Among 2,979 study subjects aged > or = 25 years, there were 858 deaths, 79 of which occurred in subjects with RA (36 men, 43 women). Age- and sex-adjusted mortality rates were slightly higher in subjects with RA than in those without (mortality rate ratio 1.28, 95% confidence interval [95% CI] 1.01-1.62). Among those with RA, mortality rates were higher in older subjects (mortality rate ratio 1.51 per 10-year increase in age, 95% CI 1.22-1.88), in male subjects (mortality rate ratio 2.23, 95% CI 1.44-3.45, adjusted for age), and in subjects with proteinuria (mortality rate ratio 1.88, 95% CI 1.02-3.46, adjusted for age and sex). Mortality rate ratios for these risk factors were similar in subjects without RA. In addition, among subjects with RA, rheumatoid factor (RF) positivity was predictive of death (mortality rate ratio 1.94, 95% CI 1.10-3.43), and the excess mortality was found primarily among subjects who were seropositive. The death rate from cardiovascular disease (mortality rate ratio 1.77, 95% CI 1.10-2.84) and from liver cirrhosis or other alcohol-related disease (mortality rate ratio 2.52, 95% CI 1.06-6.01) was increased in persons with RA.
The results of this population-based study suggest that although the risk of mortality in subjects with RA is significantly higher than in those without RA, the risk ratio is in the lower range of that described previously in studies of clinic-based cohorts.

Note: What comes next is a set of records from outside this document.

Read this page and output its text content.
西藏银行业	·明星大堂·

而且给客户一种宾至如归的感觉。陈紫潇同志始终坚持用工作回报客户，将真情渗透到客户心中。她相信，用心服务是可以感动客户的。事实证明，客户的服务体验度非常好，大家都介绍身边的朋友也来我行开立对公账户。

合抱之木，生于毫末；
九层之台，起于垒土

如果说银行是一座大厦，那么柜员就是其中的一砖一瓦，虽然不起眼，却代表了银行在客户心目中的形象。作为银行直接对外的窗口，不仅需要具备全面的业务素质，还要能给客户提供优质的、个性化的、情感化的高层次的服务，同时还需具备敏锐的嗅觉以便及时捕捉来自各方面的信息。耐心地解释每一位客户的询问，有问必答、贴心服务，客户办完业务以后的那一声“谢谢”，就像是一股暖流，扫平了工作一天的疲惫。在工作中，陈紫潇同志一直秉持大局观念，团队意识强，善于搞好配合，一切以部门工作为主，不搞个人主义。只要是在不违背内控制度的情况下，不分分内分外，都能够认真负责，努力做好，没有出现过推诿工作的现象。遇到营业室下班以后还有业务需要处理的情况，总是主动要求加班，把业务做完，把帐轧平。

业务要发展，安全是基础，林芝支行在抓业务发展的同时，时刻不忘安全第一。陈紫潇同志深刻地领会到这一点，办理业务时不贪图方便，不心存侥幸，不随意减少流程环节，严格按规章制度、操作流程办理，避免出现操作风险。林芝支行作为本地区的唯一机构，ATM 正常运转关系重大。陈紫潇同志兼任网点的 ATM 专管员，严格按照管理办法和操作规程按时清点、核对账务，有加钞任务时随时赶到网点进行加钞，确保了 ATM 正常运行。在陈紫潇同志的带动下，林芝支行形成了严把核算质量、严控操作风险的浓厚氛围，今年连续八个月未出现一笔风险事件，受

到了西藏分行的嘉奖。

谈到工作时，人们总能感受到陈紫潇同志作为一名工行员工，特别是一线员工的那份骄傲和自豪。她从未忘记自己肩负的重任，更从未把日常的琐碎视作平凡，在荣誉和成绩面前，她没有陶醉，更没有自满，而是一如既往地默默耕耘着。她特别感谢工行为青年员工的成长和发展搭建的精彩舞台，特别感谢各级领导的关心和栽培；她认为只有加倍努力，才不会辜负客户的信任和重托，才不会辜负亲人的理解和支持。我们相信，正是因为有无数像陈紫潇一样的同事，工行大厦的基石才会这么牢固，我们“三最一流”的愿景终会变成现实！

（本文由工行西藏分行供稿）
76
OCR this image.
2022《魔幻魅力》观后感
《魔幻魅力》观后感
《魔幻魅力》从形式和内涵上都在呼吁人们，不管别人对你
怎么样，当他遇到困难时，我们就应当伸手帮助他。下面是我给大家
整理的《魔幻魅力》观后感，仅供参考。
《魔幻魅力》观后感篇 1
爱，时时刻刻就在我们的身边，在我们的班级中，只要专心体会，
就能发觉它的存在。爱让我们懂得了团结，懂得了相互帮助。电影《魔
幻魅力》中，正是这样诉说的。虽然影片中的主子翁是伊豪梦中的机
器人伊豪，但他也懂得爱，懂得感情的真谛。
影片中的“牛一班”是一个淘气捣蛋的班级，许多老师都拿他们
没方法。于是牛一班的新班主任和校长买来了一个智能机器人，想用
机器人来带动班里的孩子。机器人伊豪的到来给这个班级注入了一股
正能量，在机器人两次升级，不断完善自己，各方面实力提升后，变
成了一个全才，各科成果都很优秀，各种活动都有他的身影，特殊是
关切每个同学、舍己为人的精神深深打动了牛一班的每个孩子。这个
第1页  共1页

RF positivity as a predictor of early death among subjects with RA indicates that the immunologic processes in seropositive RA may contribute to the events that eventually lead to early death.
确定类风湿关节炎(RA)对死亡率的影响。
对来自亚利桑那州吉拉河印第安社区的皮马印第安人队列数据进行纵向分析,这些人在1965年2月至1989年12月期间接受随访。
在2979名年龄≥25岁的研究对象中,有858人死亡,其中79人发生在RA患者中(36名男性,43名女性)。RA患者的年龄和性别调整死亡率略高于非RA患者(死亡率比1.28,95%置信区间[95%CI]1.01 - 1.62)。在RA患者中,老年患者的死亡率更高(每增加10岁死亡率比1.51,95%CI 1.22 - 1.88),男性患者更高(死亡率比2.23,95%CI 1.44 - 3.45,年龄调整后),蛋白尿患者也更高(死亡率比1.88,95%CI 1.02 - 3.46,年龄和性别调整后)。这些危险因素的死亡率比在非RA患者中相似。此外,在RA患者中,类风湿因子(RF)阳性可预测死亡(死亡率比1.94,95%CI 1.10 - 3.43),且额外死亡率主要见于血清阳性患者。RA患者的心血管疾病死亡率(死亡率比1.77,95%CI 1.10 - 2.84)和肝硬化或其他酒精相关疾病死亡率(死亡率比2.52,95%CI 1.06 - 6.01)有所增加。
这项基于人群的研究结果表明,虽然RA患者的死亡风险显著高于非RA患者,但风险比处于先前基于临床队列研究中所描述范围的较低水平。RF阳性作为RA患者早期死亡的预测指标表明,血清阳性RA中的免疫过程可能促成最终导致早期死亡的事件。